Posted Feb 21, 2024 19:52 UTC (Wed) by pizza (subscriber, #46) [Link]

> Ah, right, because setuid is the problem, rather than escalated programs having bugs... Thank you Poettering daddy uwu

Yes, setuid is a problem for many environments, which disallow that as a manner of policy. So yes, thank you for providing a tool that many will find useful.

('uid0' also completely separates the runtime environment/session/context from that of the invocation user/session/shell. This eliminates a _lot_ of pain points and data leakage opportunities)

Sudo and its alternatives

Posted Feb 22, 2024 16:33 UTC (Thu) by MarcB (guest, #101804) [Link]

Do you really not see the major difference? With sudo, you are elevating privileges out of a potentially malicious environment.
Even if that is handled correctly, this still requires the kernel to implement the privilege elevation functionality in the first place - something it arguably should stop doing.

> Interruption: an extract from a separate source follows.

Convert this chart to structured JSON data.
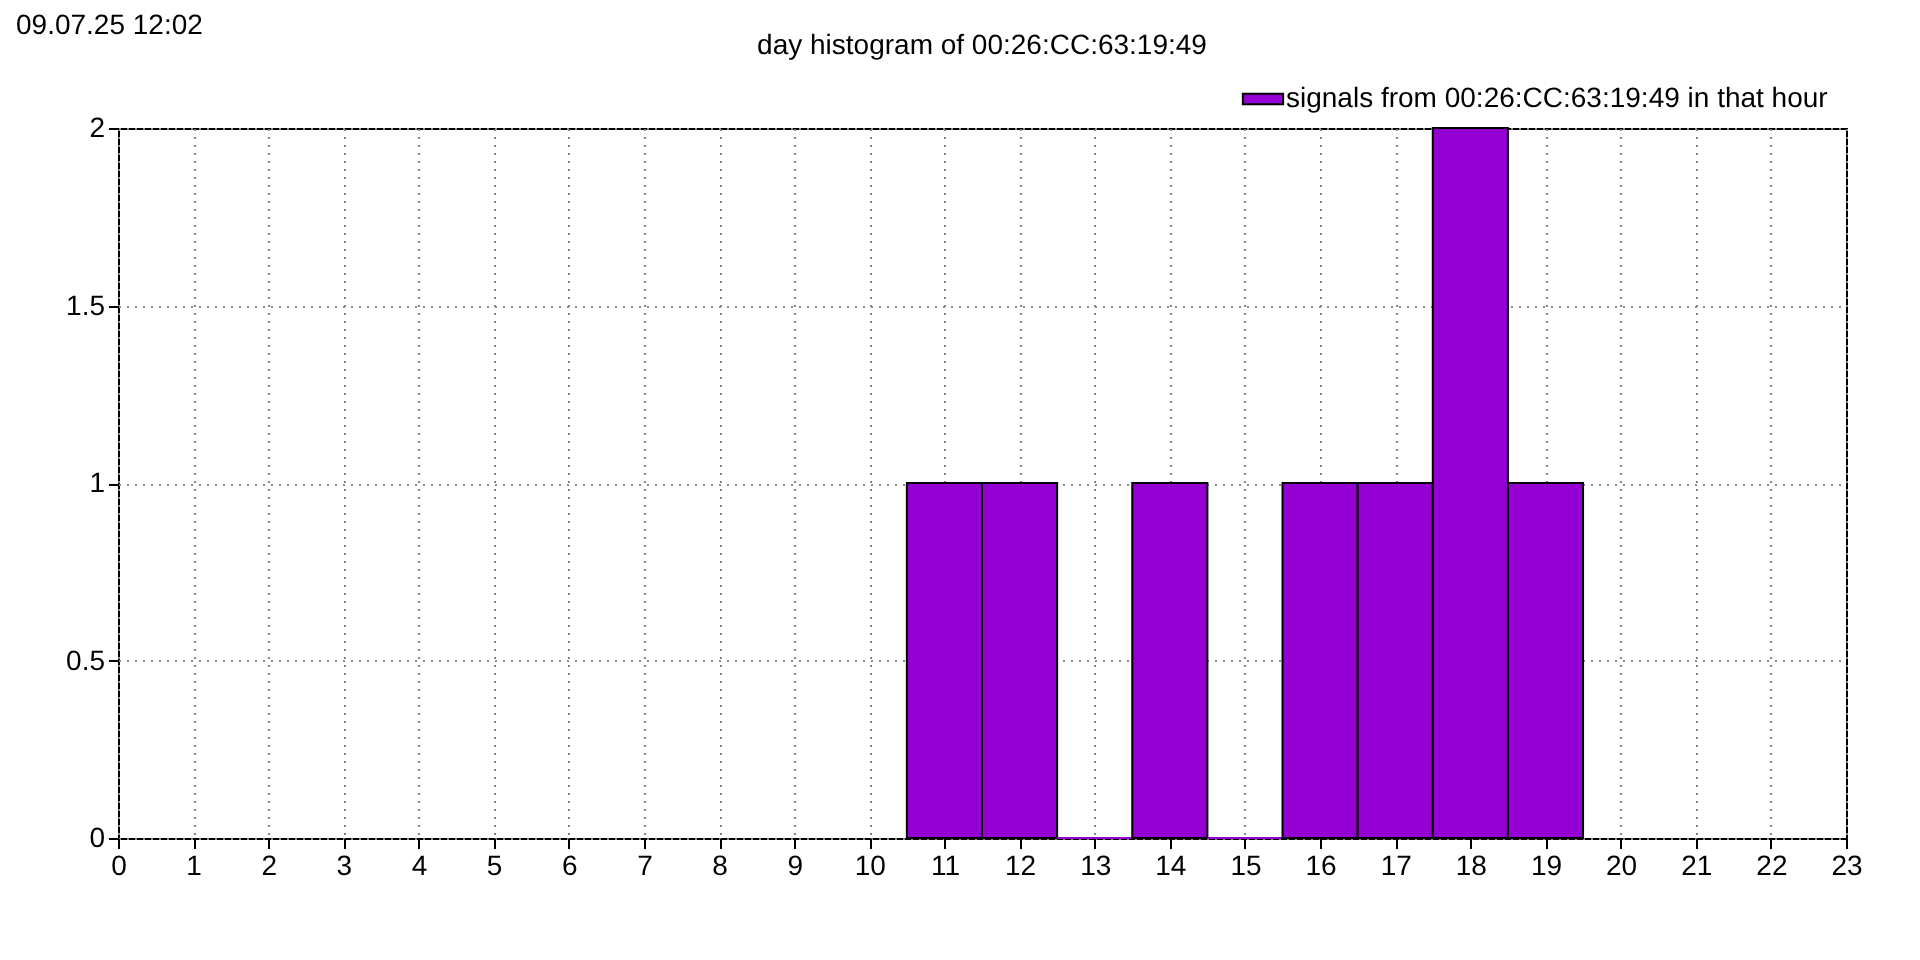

With uid0, your are branching off of a pre-existing, clean, privileged environment. No privilege elevation is needed, making whole classes of bugs impossible.

btw, some here argue about the complexity of Polkit and Systemd, but completely ignore the complexity that exists to implement setuid/setgid in the kernel and all the hacks in ld.so, ptrace and other places to make it not obviously insecure. There also are some constraints that would not be necessary if those mechanisms would not exist in the first place. For example, unprivileged chroot would be possible (might still break some software, but the breakage would stay within the initial user account).